It was plain to be seen that David's sympathies had unaccountably met with a change of heart.
"Oh, yes, and that's another thing," interrupted David. "The Lady of the Roses said that she didn't like that name one bit; that it wasn't true, anyway, because he wasn't a pauper. And she said, too, that as for his picturing the Princess as being perfectly happy in all that magnificence, he didn't get it right at all. For SHE knew that the Princess wasn't one bit happy, because she was so lonesome for things and people she had known when she was just the girl."
Again Mr. Jack sprang to his feet. For a minute he strode up and down the room in silence; then in a shaking voice he asked:—
"David, you—you aren't making all this up, are you? You're saying just what—what Miss Holbrook told you to?"
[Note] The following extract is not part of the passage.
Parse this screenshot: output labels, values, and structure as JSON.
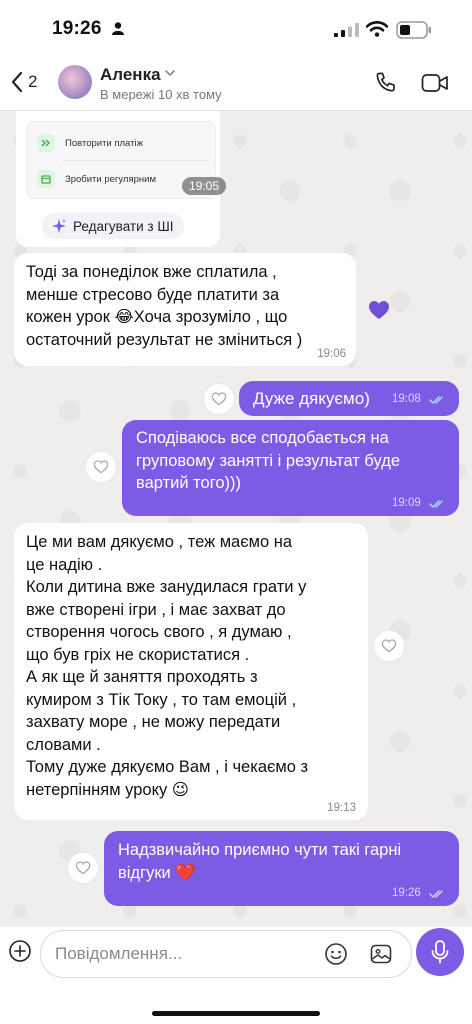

"Why, of course, I'm not making it up," protested the boy aggrievedly. "This is the Lady of the Roses' story—SHE made it up—only she talked it as if 't was real, of course, just as you did. She said another thing, too. She said that she happened to know that the Princess had got all that magnificence around her in the first place just to see if it wouldn't make her happy, but that it hadn't, and that now she had one place—a little room—that was left just as it used to be when she was the girl, and that she went there and sat very often. And she said it was right in sight of where the boy lived, too, where he could see it every day; and that if he hadn't been so blind he could have looked right through those gray walls and seen that, and seen lots of other things. And what did she mean by that, Mr. Jack?"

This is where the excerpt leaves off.